I funerali del Manzoni.
Dialogo tra Giacomo Leopardi ed Alessandro Manzoni

di in: Inattualità

Leopardi. Quanta luce intorno a questa figura! Chi è mai? Oh il Manzoni.

Manzoni. Leopardi! Quanto mi piace rivederti. Non me l’aspettavo.

Leopardi. Perché mi credevi nell’inferno, eh?

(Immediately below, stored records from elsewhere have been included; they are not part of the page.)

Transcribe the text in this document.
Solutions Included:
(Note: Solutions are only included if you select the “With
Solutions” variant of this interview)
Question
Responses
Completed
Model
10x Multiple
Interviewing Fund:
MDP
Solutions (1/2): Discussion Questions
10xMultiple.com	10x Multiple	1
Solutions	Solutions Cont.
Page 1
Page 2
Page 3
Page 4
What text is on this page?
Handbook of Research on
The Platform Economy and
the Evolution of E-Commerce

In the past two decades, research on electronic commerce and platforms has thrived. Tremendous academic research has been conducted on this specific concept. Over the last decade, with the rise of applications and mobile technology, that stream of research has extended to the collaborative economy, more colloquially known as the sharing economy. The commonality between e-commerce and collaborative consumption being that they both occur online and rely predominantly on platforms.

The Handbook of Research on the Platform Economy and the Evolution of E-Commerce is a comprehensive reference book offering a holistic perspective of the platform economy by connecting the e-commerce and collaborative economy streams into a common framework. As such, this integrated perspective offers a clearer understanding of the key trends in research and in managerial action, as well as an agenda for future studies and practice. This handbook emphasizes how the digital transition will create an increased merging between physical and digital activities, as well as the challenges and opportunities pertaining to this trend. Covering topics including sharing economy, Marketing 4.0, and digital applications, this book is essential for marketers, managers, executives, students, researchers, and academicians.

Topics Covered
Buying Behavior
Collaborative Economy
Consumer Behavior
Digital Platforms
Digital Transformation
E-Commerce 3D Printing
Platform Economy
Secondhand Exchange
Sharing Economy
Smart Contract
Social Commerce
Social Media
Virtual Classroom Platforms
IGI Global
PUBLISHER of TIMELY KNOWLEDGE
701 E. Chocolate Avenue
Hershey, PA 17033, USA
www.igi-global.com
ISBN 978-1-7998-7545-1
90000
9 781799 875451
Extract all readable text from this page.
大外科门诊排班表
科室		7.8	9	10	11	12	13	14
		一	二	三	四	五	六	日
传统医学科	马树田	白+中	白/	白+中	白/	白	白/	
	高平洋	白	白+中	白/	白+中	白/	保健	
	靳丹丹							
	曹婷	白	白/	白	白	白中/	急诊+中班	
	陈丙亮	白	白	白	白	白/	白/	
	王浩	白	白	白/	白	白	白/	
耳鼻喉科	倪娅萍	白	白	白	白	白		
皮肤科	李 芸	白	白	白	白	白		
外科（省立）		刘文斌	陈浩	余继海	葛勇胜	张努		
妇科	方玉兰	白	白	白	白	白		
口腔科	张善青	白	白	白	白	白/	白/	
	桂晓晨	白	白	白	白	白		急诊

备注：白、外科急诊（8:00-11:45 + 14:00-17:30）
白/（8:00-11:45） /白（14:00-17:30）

Manzoni. Che inferno e paradiso. Sono morto da otto giorni, e non so dove io sono e che sono divenuto. Vado scorrendo per l’aria, e non trovo né paradiso né inferno: sento che non sono più corpo, e non sono anima.

Leopardi. Tu ora sei quello che sono io.

Manzoni. E che siamo dunque?

Leopardi. Figure.

Manzoni. Ma che sostanze siamo ora noi?

Leopardi. Memorie.

Manzoni. Non t’intendo.

Leopardi. Ti pare che le  memorie non sieno sostanze? Quell’anima che tu credevi di avere non era altro che un fenomeno del corpo, come la fiamma è un fenomeno della candela. Spegni il lume, la fiamma dov’è? Non è più.

Manzoni. E intanto come viviamo ora e parliamo? E che cosa è questa vita?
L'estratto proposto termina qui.